Dear First Time Moms: There Is No Prize for Potty Training
Dear stressed out, over-extended, frazzled and weary first-time moms.
I want you to lean in close and listen to me very, very carefully. This is important. I know you’re tired. I know you want to do your very best at this momming thing. I know you look around at all the other moms and you secretly think you are screwing this up. I know that you look at your downy-headed, cherub-cheeked toddler and you think to yourself: I can do this. I can do this better, and faster, and my child is a genius.
I hate to break this to you.
There is no prize for potty training your child first. There is no medal, no reward. No one is going to give you a shout-out on Facebook. Your child will not even thank you.
There is no prize for potty training your child first, there is only endless mad dashes to find public restrooms in crowded Costcos and shopping malls. There is only frantic searching for gas stations. And when you finally do find these elusive public restrooms, you must endure the fact that your pint-sized prodigy will now put their hands….everywhere. On the seat. On the walls. And when you’re not looking…well, you don’t want to know.
At home, your only reward will be drippy toilet seats and stained walls.

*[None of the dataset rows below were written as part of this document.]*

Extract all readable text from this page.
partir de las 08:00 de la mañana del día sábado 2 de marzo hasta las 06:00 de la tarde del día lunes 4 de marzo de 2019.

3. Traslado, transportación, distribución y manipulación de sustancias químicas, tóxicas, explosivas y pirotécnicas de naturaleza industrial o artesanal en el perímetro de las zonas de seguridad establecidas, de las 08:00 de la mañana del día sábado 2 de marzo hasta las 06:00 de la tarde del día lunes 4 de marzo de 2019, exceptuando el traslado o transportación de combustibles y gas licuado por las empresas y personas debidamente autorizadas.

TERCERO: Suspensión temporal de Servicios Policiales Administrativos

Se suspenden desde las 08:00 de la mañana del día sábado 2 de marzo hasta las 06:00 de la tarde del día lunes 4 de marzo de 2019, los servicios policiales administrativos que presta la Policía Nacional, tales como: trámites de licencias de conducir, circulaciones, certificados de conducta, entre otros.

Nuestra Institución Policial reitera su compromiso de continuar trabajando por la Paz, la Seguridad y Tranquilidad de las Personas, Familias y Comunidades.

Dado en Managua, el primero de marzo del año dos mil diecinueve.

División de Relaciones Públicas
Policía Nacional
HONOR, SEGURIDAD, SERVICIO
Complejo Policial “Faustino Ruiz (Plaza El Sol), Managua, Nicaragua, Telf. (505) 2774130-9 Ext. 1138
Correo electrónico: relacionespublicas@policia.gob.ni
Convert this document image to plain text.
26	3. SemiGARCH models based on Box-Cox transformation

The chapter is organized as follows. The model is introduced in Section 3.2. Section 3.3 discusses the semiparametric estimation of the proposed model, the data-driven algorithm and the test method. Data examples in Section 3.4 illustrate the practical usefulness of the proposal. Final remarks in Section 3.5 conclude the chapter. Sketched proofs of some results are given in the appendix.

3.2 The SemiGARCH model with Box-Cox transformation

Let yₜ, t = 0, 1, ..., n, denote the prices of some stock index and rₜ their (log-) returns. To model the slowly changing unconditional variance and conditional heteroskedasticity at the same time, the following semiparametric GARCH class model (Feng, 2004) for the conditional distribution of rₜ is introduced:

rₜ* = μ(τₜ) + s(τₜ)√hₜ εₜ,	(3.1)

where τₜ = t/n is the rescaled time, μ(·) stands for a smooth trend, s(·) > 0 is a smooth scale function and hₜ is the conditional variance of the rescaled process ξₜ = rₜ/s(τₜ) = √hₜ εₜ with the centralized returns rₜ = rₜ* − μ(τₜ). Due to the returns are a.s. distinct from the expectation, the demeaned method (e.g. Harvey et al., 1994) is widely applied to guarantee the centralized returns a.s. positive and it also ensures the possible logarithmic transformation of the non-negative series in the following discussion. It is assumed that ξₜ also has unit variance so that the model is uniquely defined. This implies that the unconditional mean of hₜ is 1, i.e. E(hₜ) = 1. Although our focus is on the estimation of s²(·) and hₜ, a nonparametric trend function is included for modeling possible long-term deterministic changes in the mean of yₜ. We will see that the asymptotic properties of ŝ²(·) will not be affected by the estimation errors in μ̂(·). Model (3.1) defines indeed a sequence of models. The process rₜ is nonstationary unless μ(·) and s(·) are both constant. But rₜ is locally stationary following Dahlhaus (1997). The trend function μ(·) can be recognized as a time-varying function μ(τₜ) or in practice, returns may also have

Your child will not be wearing diapers in high school. I promise.
Those of us, over here on the other side of First Time Motherhood, we once stood where you were and confidently announced “We’re going to potty train little Marcus this weekend!” We, too, swore that our child would be out of diapers before they hit 2 1/2 . We just knew our lives were going to be so much better, and more fulfilling, and that everyone around us would then finally KNOW just what a rock star mom we really were…
But we were wrong. And we suffered mightily for our mistake. We learned that the timeline was not ours to set. We learned what “strong-willed” really means. We learned that, while we hope to one day exert some influence over our children, the one area that they remain wholly and utterly in charge of is their ability to pee…or not pee…on command. They don’t care about us. They don’t care if we want them to go. They will go when they are good and ready to go and when and where they want to go and the bottom line (pun intended) is that they will put that stuff in the potty when they are good and ready and not a minute sooner.
And so, I offer you this secret truth. This salvation for your sanity. Spare yourself. Spare your child.
When they are ready, you will know. And if, when they are ready, you’re not ready? Totally cool. You have 12 more years until they start high school.
You’ve got time.
I know you’ve got stories, people. I know you’ve got some epic potty-training tales to tell. Let’s hear ’em.